The results of this study demonstrated that DK at 2 mmol l-1 significantly increased the number of flowers per plant and the number of fruit per bunch compared to the control and MP treatments (Table 7.3). No significant differences in fruit set percentage between treatments were found (Table 7.3). Nevertheless, DK was reported to accelerate floral abscission in citrus (POZO et al., 2004). Foliar application of DK at 2, 4, and 6 mmol l-1 produced significantly more seeds per fruit
compared to MP (Figure 7.8C). However, there were no significant differences between treatments in fruit weight, fruit size and seed weight (Figure 7.8A, B and D).
These findings agree with those reported for citrus by POZO et al. (2004) that no significant differences in fruit quality were found in response to application of DK.
Also RUGINIE and PANELLI (1993) reported for olives that no significant differences were found in fruit weight between DK and the control treatments. However, DK at lower concentration (4 mmol l-1) produced significantly higher seed oil content compared with the control and MP treatments (Figure 7.8E). DK at higher concentration (8 mmol l-1), however, reduced the seed oil content significantly compared to the control (Figure 7.8E).
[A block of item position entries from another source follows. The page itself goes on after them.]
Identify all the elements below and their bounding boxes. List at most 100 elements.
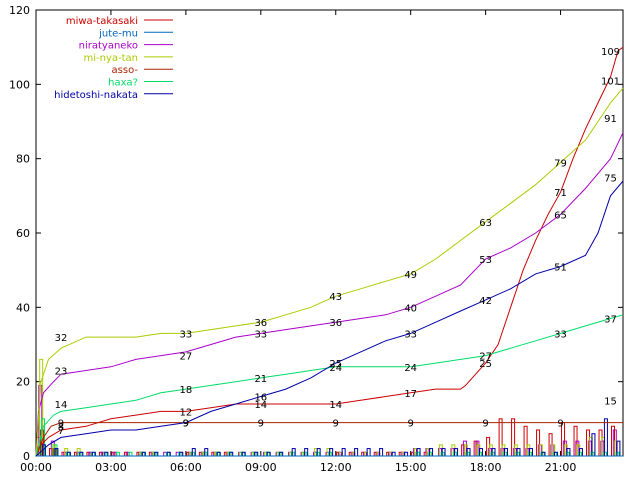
series-line bbox=[35, 87, 624, 457]
x-tick-label: 12:00 bbox=[320, 461, 352, 474]
activity-bar bbox=[216, 451, 221, 457]
activity-bar bbox=[179, 451, 184, 457]
data-label: 101 bbox=[601, 77, 620, 88]
x-tick-label: 15:00 bbox=[395, 461, 427, 474]
y-axis: 0 20 40 60 80 100 120 bbox=[9, 4, 623, 463]
activity-bar bbox=[166, 451, 171, 457]
data-label: 91 bbox=[604, 114, 617, 125]
data-label: 43 bbox=[329, 292, 342, 303]
activity-bars bbox=[36, 358, 621, 457]
series-line bbox=[35, 422, 623, 457]
activity-bar bbox=[141, 451, 146, 457]
y-tick-label: 40 bbox=[16, 301, 30, 314]
data-label: 32 bbox=[55, 333, 68, 344]
data-label: 33 bbox=[254, 329, 267, 340]
data-label: 9 bbox=[333, 419, 339, 430]
legend-label: miwa-takasaki bbox=[66, 16, 138, 27]
y-tick-label: 100 bbox=[9, 78, 30, 91]
data-label: 25 bbox=[329, 359, 342, 370]
series-line bbox=[35, 314, 624, 457]
activity-bar bbox=[229, 451, 234, 457]
series-line bbox=[35, 180, 624, 457]
data-label: 21 bbox=[254, 374, 267, 385]
data-label: 36 bbox=[254, 318, 267, 329]
data-label: 9 bbox=[58, 419, 64, 430]
series-line bbox=[35, 132, 624, 457]
y-tick-label: 0 bbox=[23, 450, 30, 463]
activity-bar bbox=[241, 451, 246, 457]
data-label: 8 bbox=[58, 422, 64, 433]
data-label: 40 bbox=[404, 303, 417, 314]
y-tick-label: 20 bbox=[16, 376, 30, 389]
activity-bar bbox=[115, 451, 120, 457]
data-label: 25 bbox=[479, 359, 492, 370]
data-label: 75 bbox=[604, 173, 617, 184]
activity-bar bbox=[541, 451, 546, 457]
data-label: 79 bbox=[554, 158, 567, 169]
data-label: 15 bbox=[604, 396, 617, 407]
activity-bar bbox=[266, 451, 271, 457]
activity-bar bbox=[404, 451, 409, 457]
data-label: 24 bbox=[329, 363, 342, 374]
data-label: 7 bbox=[58, 426, 64, 437]
y-tick-label: 80 bbox=[16, 153, 30, 166]
data-label: 9 bbox=[183, 419, 189, 430]
x-axis: 00:00 03:00 06:00 09:00 12:00 15:00 18:00 21:00 bbox=[20, 10, 576, 474]
data-label: 23 bbox=[55, 367, 68, 378]
activity-bar bbox=[391, 451, 396, 457]
activity-bar bbox=[154, 451, 159, 457]
data-label: 9 bbox=[482, 419, 488, 430]
legend-label: haxa? bbox=[108, 78, 138, 89]
activity-bar bbox=[279, 451, 284, 457]
x-tick-label: 18:00 bbox=[470, 461, 502, 474]
data-label: 109 bbox=[601, 47, 620, 58]
data-label: 14 bbox=[55, 400, 68, 411]
data-label: 63 bbox=[479, 218, 492, 229]
x-tick-label: 21:00 bbox=[545, 461, 577, 474]
data-label: 42 bbox=[479, 296, 492, 307]
activity-bar bbox=[128, 451, 133, 457]
series-lines bbox=[35, 46, 624, 457]
legend-label: hidetoshi-nakata bbox=[54, 90, 138, 101]
data-label: 17 bbox=[404, 389, 417, 400]
data-label: 9 bbox=[183, 419, 189, 430]
legend-label: mi-nya-tan bbox=[83, 53, 138, 64]
data-label: 16 bbox=[254, 393, 267, 404]
activity-bar bbox=[341, 448, 346, 457]
x-tick-label: 03:00 bbox=[95, 461, 127, 474]
activity-bar bbox=[354, 448, 359, 457]
legend-label: jute-mu bbox=[98, 28, 138, 39]
x-tick-label: 06:00 bbox=[170, 461, 202, 474]
activity-bar bbox=[553, 451, 558, 457]
data-label: 33 bbox=[404, 329, 417, 340]
legend-label: asso- bbox=[112, 65, 139, 76]
activity-bar bbox=[603, 418, 608, 457]
data-label: 65 bbox=[554, 210, 567, 221]
y-tick-label: 120 bbox=[9, 4, 30, 17]
data-label: 24 bbox=[404, 363, 417, 374]
data-label: 36 bbox=[329, 318, 342, 329]
x-tick-label: 09:00 bbox=[245, 461, 277, 474]
activity-bar bbox=[66, 451, 71, 457]
data-label: 14 bbox=[329, 400, 342, 411]
data-label: 27 bbox=[180, 352, 193, 363]
legend-label: niratyaneko bbox=[79, 41, 138, 52]
series-line bbox=[35, 46, 624, 457]
activity-bar bbox=[91, 451, 96, 457]
data-label: 33 bbox=[180, 329, 193, 340]
activity-bar bbox=[104, 451, 109, 457]
data-label: 12 bbox=[180, 407, 193, 418]
activity-bar bbox=[616, 440, 621, 457]
data-label: 9 bbox=[258, 419, 264, 430]
data-label: 71 bbox=[554, 188, 567, 199]
data-label: 9 bbox=[557, 419, 563, 430]
activity-bar bbox=[379, 448, 384, 457]
data-label: 14 bbox=[254, 400, 267, 411]
data-label: 37 bbox=[604, 314, 617, 325]
x-tick-label: 00:00 bbox=[20, 461, 52, 474]
activity-bar bbox=[79, 451, 84, 457]
data-label: 9 bbox=[407, 419, 413, 430]
activity-bar bbox=[366, 448, 371, 457]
In contrast, for olives (Olea europaea L.) RUGINIE and PANELLI (1993) reported no significant differences in oil content between DK and control treatments.
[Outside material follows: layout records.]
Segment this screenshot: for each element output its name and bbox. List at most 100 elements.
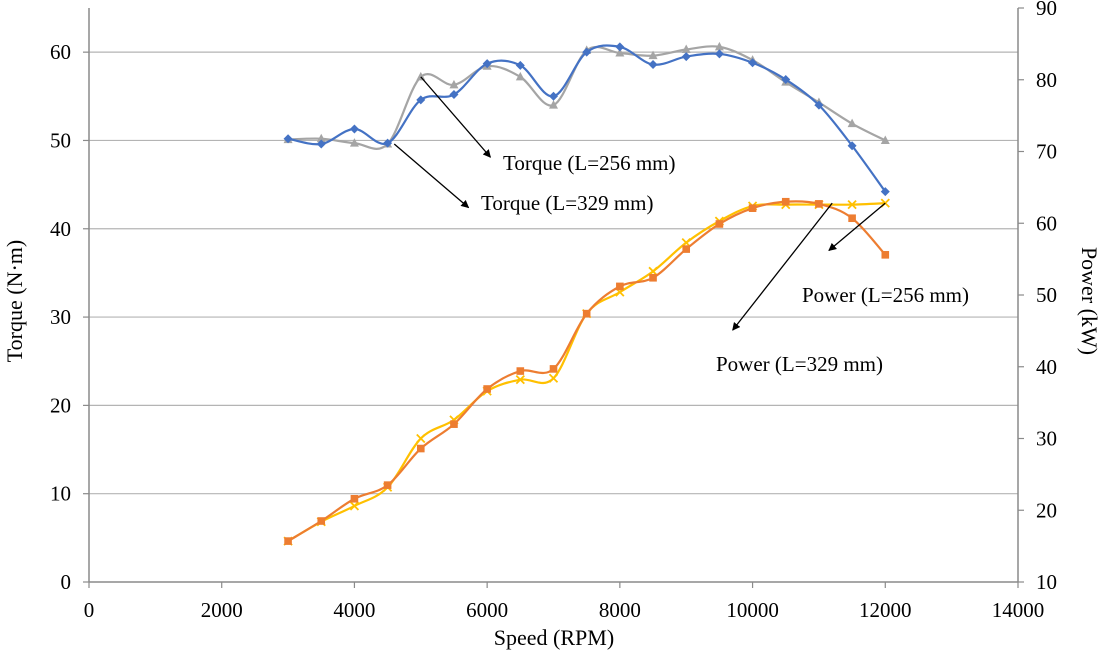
- left-tick-label-0: 0: [61, 570, 72, 594]
- data-point-torque-l-329-mm-7000: [549, 91, 558, 101]
- data-point-power-l-329-mm-9000: [682, 245, 691, 253]
- x-tick-label-8000: 8000: [599, 598, 641, 622]
- left-tick-label-10: 10: [50, 482, 71, 506]
- data-point-torque-l-329-mm-5000: [416, 95, 426, 105]
- data-point-power-l-329-mm-10000: [748, 204, 757, 212]
- annotation-label-torque-l-256-mm: Torque (L=256 mm): [503, 151, 676, 175]
- right-axis-title: Power (kW): [1077, 247, 1102, 355]
- left-tick-label-30: 30: [50, 305, 71, 329]
- x-tick-label-14000: 14000: [992, 598, 1045, 622]
- annotation-label-power-l-329-mm: Power (L=329 mm): [716, 352, 883, 376]
- data-point-torque-l-329-mm-4000: [349, 124, 359, 134]
- annotation-arrow-power-l-329-mm: [732, 202, 833, 331]
- data-point-torque-l-256-mm-3500: [316, 133, 326, 143]
- annotation-label-power-l-256-mm: Power (L=256 mm): [802, 283, 969, 307]
- right-tick-label-70: 70: [1036, 140, 1057, 164]
- data-point-power-l-329-mm-4500: [383, 481, 392, 489]
- data-point-torque-l-329-mm-10500: [781, 75, 791, 85]
- data-point-power-l-329-mm-12000: [881, 251, 890, 259]
- annotation-arrow-torque-l-329-mm: [393, 143, 470, 209]
- left-tick-label-20: 20: [50, 393, 71, 417]
- data-point-torque-l-329-mm-4500: [383, 138, 393, 148]
- series-torque-l-256-mm: [283, 41, 890, 150]
- data-point-torque-l-329-mm-7500: [582, 47, 592, 57]
- right-tick-label-20: 20: [1036, 498, 1057, 522]
- left-tick-label-60: 60: [50, 40, 71, 64]
- right-tick-label-80: 80: [1036, 68, 1057, 92]
- data-point-power-l-329-mm-8000: [616, 282, 624, 291]
- data-point-torque-l-256-mm-9500: [714, 41, 724, 51]
- left-axis-ticks: 0 10 20 30 40 50 60: [50, 40, 89, 594]
- data-point-power-l-329-mm-3500: [317, 517, 326, 525]
- data-point-power-l-329-mm-6500: [516, 367, 525, 375]
- data-point-torque-l-329-mm-3500: [316, 139, 326, 149]
- right-tick-label-40: 40: [1036, 355, 1057, 379]
- data-point-power-l-256-mm-5000: [416, 433, 426, 444]
- x-tick-label-2000: 2000: [201, 598, 243, 622]
- data-point-torque-l-329-mm-9500: [714, 49, 724, 59]
- data-point-torque-l-329-mm-8500: [648, 60, 658, 70]
- data-point-power-l-329-mm-9500: [715, 220, 724, 228]
- data-point-torque-l-329-mm-10000: [748, 58, 758, 68]
- annotations: Torque (L=256 mm) Torque (L=329 mm) Power …: [393, 76, 969, 376]
- data-point-torque-l-329-mm-6500: [515, 60, 525, 70]
- data-point-torque-l-329-mm-5500: [449, 90, 459, 100]
- right-axis-ticks: 10 20 30 40 50 60 70 80 90: [1018, 0, 1057, 594]
- left-tick-label-50: 50: [50, 128, 71, 152]
- data-point-power-l-329-mm-8500: [649, 273, 657, 282]
- series-line-torque-l-256-mm: [288, 45, 886, 150]
- data-point-torque-l-256-mm-7000: [549, 100, 558, 109]
- data-point-power-l-256-mm-4000: [349, 501, 360, 511]
- x-tick-label-4000: 4000: [333, 598, 375, 622]
- series-torque-l-329-mm: [283, 42, 890, 197]
- x-tick-label-0: 0: [84, 598, 95, 622]
- data-point-torque-l-256-mm-9000: [681, 44, 691, 54]
- gridlines: [89, 51, 1018, 495]
- right-tick-label-90: 90: [1036, 0, 1057, 20]
- right-tick-label-50: 50: [1036, 283, 1057, 307]
- data-point-power-l-256-mm-6500: [515, 375, 525, 385]
- data-point-power-l-329-mm-7000: [549, 365, 558, 373]
- data-point-power-l-256-mm-7000: [548, 373, 559, 383]
- data-point-power-l-329-mm-7500: [582, 309, 591, 318]
- data-point-power-l-329-mm-5500: [450, 420, 458, 428]
- data-point-power-l-256-mm-11500: [847, 199, 857, 210]
- right-tick-label-10: 10: [1036, 570, 1057, 594]
- data-point-torque-l-256-mm-5500: [449, 79, 459, 89]
- x-axis-title: Speed (RPM): [494, 625, 614, 650]
- data-point-torque-l-256-mm-6500: [515, 71, 525, 81]
- right-tick-label-60: 60: [1036, 211, 1057, 235]
- annotation-label-torque-l-329-mm: Torque (L=329 mm): [481, 191, 654, 215]
- data-point-power-l-329-mm-11000: [815, 200, 823, 208]
- data-point-torque-l-256-mm-8000: [615, 48, 625, 57]
- data-point-torque-l-256-mm-4000: [349, 138, 359, 147]
- x-tick-label-10000: 10000: [726, 598, 779, 622]
- data-point-torque-l-329-mm-11000: [814, 100, 824, 110]
- right-tick-label-30: 30: [1036, 427, 1057, 451]
- left-axis-title: Torque (N·m): [2, 240, 27, 362]
- x-axis-ticks: 0 2000 4000 6000 8000 10000 12000 14000: [84, 582, 1045, 622]
- data-point-torque-l-329-mm-3000: [283, 134, 293, 144]
- data-point-torque-l-256-mm-5000: [416, 71, 426, 81]
- data-point-torque-l-329-mm-11500: [847, 141, 857, 151]
- data-point-power-l-329-mm-4000: [350, 494, 359, 503]
- x-tick-label-12000: 12000: [859, 598, 912, 622]
- data-point-torque-l-329-mm-9000: [681, 52, 691, 62]
- data-series: [283, 41, 890, 546]
- data-point-torque-l-256-mm-12000: [880, 135, 890, 144]
- series-power-l-329-mm: [284, 197, 890, 545]
- data-point-power-l-329-mm-11500: [848, 214, 856, 223]
- left-tick-label-40: 40: [50, 217, 71, 241]
- data-point-power-l-329-mm-3000: [284, 537, 292, 545]
- annotation-arrow-power-l-256-mm: [828, 202, 886, 252]
- data-point-power-l-329-mm-5000: [416, 444, 425, 453]
- data-point-torque-l-256-mm-11500: [847, 118, 857, 128]
- annotation-arrow-torque-l-256-mm: [420, 76, 491, 158]
- data-point-torque-l-256-mm-8500: [648, 50, 658, 60]
- data-point-power-l-329-mm-6000: [483, 385, 491, 393]
- x-tick-label-6000: 6000: [466, 598, 508, 622]
- data-point-power-l-329-mm-10500: [781, 197, 790, 206]
- data-point-torque-l-329-mm-6000: [482, 59, 492, 69]
- data-point-torque-l-329-mm-12000: [880, 187, 890, 197]
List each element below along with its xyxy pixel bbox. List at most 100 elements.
The results demonstrated that the number of flowers per plant was significantly increased by 1 mmol l-1 MH compared to the control treatment and MP (Table 7.4).
These results agree with those of ITO et al. (2000) who found that in Japanese pear foliar application of MH increased the number of laterally-borne flower buds on the shoots. They suggested that MH may increase cytokinin levels in lateral buds and thus as a result increase the number of flower buds. In this study MH at 2 mmol l-1 produced significantly (P < 0.001) heavier fruit compared to the control, MP and MH at higher concentration (4 mmol l-1) (Figure 7.10A). Foliar application of MH at 1 and 2 mmol l-1 produced fruits significantly bigger, more seeds with heavier seed weight compared to the control, MP and MH at higher concentration (4 mmol l-1) (Figure 7.10B, C and D). MH at 2 mmol l-1 produced seeds with a significantly higher oil content (Figure 7.10E).
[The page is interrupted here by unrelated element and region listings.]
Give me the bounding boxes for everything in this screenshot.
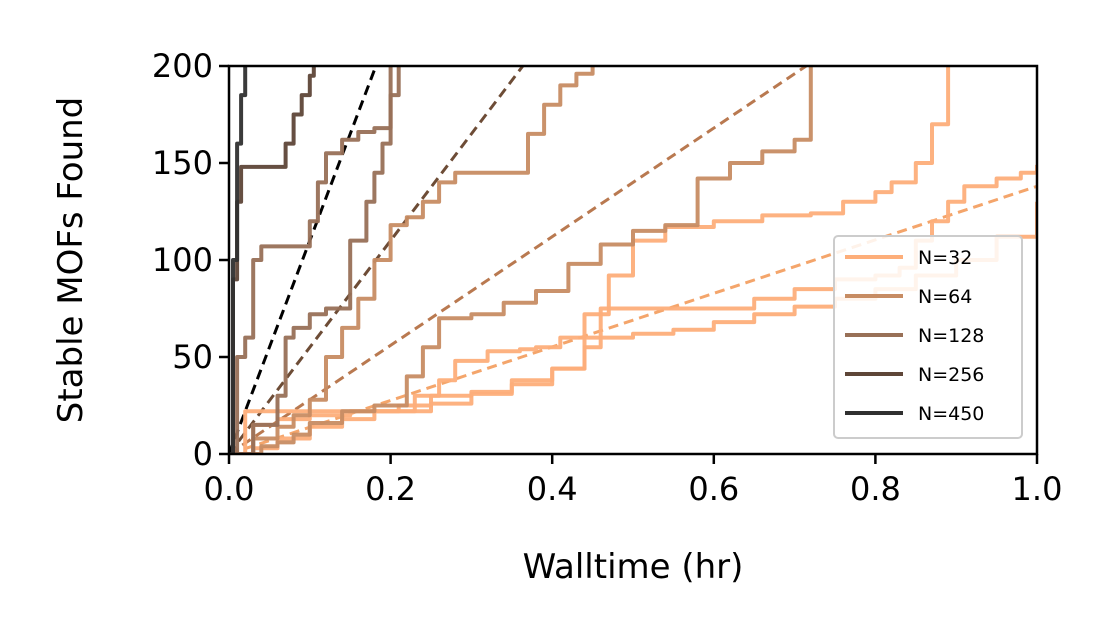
- series-line-n32-0: [229, 66, 951, 454]
- y-axis-label: Stable MOFs Found: [51, 97, 91, 424]
- x-tick-label: 0.0: [204, 470, 255, 508]
- trend-line-n32: [229, 184, 1037, 454]
- legend-box: [833, 235, 1023, 439]
- x-tick-label: 0.4: [527, 470, 578, 508]
- x-axis-label: Walltime (hr): [523, 547, 744, 587]
- x-tick-label: 0.8: [850, 470, 901, 508]
- legend: N=32 N=64 N=128 N=256 N=450: [833, 235, 1023, 439]
- y-tick-label: 200: [152, 47, 213, 85]
- y-tick-label: 100: [152, 241, 213, 279]
- plot-area: [229, 66, 1037, 454]
- y-tick-label: 0: [193, 435, 213, 473]
- series-line-n256-7: [229, 66, 316, 454]
- x-tick-label: 0.6: [688, 470, 739, 508]
- series-line-n128-5: [229, 66, 401, 454]
- legend-label-n32: N=32: [918, 247, 972, 269]
- series-line-n64-4: [229, 66, 595, 454]
- trend-line-n64: [229, 66, 807, 454]
- x-tick-label: 1.0: [1012, 470, 1063, 508]
- x-tick-label: 0.2: [365, 470, 416, 508]
- series-line-n128-6: [229, 66, 393, 454]
- legend-label-n450: N=450: [918, 403, 984, 425]
- y-tick-label: 150: [152, 144, 213, 182]
- series-line-n64-3: [229, 66, 813, 454]
- y-axis: 0 50 100 150 200: [152, 47, 229, 473]
- legend-label-n128: N=128: [918, 325, 984, 347]
- x-axis: 0.0 0.2 0.4 0.6 0.8 1.0: [204, 454, 1063, 508]
- legend-label-n64: N=64: [918, 286, 972, 308]
- series-line-n450-8: [229, 66, 248, 454]
- legend-label-n256: N=256: [918, 364, 984, 386]
- y-tick-label: 50: [172, 338, 213, 376]
- trend-line-n450: [229, 66, 378, 454]
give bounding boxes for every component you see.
The results showed that only four Free Fatty Acids (FFA) were found in the study sample and the dominant FFA was linoleic acid followed by oleic acid, palmitic acid and stearic acid (Table 7.5). There was no variation detected in the FFA content between treatments (Table 7.5). These results do not agree with those of ADEBOWALE and ADEDIRE (2006) who, in addition to the four FFA detected around 4.7% of arachidic acid with a dominant component of stearic acid, which
ranked the lowest in our study sample. These discrepancies could be due to differences among cultivars of J. curcas or to the methodology used to extract and analyse fatty acids.
Quantitative data on yield increases resulting from growth regulator applications are most commonly available at the time a substance is being cleared for use (proof of efficacy). Well established products are maintained in use by grower experience rather than by newly published data. In the hands of producers, growth regulators must prove themselves as the bottom line of a financial balance sheet (MORGAN, 1980). In this respect, Figures 7.3, 7.5, 7.7 and 7.9 compare seed weight and seed oil content which are the major economic yield components for J. curcas; Table 7.6 compares the application cost (ZAR/ha) of the PGRs used in this study. The results revealed that MH was the only PGR that gave significant increase in yield component and simultaneously was the least expensive PGR. Therefore, the results from this Chapter in combination with the results from Chapter 4 suggests further thorough investigation into MH interactions in this plant in order to be registered as an efficient chemical pruning agent, yield promoter and cost effective PGR for J. curcas seed production improvement.